二人はとてもお似合いだし、出している雰囲気がバカップルのそれだった。

「シュガー、君はまたこんなところで何を…と、失礼。お嬢さんもご一緒だったとは、これはすまない。私の名は…高名なので伏せておくがシャンさんと呼んでくれて構わないよ。」

私はぺこりとお辞儀をして「ムムです。」と名乗る。


シャンさんは「よろしくムム。」と笑いかけてくれる。

とてもおじ様とは思えないような人懐こい笑顔である。

「…と、シュガー、話に戻るがどうしてこんなところに!?」


マダム・シュガーさんはさも当然というように「お部屋からムムちゃんが見えたから走ってきたの。」と言い放つ。この雨の中窓を見ても何も映らないのだがシュガーさんには野生的な何かでも備わっているのだろうか…。


「君の部屋はこの後宮から大分離れているしなんでこの雨の中このお嬢さんが見えるんだ。野生人か君は。
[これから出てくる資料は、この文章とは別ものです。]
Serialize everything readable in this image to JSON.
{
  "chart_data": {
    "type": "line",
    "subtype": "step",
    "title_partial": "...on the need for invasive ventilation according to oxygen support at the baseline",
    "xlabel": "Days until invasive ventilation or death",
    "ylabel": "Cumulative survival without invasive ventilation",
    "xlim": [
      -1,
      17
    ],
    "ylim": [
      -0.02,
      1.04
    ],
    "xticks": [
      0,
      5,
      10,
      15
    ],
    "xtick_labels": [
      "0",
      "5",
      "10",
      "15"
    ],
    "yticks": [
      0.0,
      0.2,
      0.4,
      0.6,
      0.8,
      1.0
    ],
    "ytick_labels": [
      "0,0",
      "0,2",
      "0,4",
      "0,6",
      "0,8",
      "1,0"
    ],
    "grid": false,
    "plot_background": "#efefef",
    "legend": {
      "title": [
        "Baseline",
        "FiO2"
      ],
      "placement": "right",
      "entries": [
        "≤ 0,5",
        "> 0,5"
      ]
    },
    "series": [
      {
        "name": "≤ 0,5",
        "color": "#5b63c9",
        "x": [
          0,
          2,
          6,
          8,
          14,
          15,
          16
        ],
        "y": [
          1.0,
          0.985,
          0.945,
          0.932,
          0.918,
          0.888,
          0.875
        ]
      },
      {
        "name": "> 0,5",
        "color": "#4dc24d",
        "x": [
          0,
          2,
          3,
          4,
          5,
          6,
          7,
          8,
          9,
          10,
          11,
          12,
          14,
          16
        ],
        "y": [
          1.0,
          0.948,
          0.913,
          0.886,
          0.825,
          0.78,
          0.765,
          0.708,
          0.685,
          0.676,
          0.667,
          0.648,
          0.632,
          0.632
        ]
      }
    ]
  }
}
」

言いたいことはムッシュ・シャンさんが全部言ってくれ、内心拍手を送っていた。

するとシュガーさんは少し顔を膨らませて「だって、だってだってだって!!クーくんもアーちゃんも仕事で居ないし、私が趣味のお菓子作りしてると二人とも嫌そうな顔するから好きでもないお裁縫とか本読んでさ!!私もう嫌!!ムムちゃんからも何か言ってよ。」


突然痴話喧嘩のような会話内に放り込まれた。


____そっとしておいてほしかったのだが…この場合どうすればいいのだろう。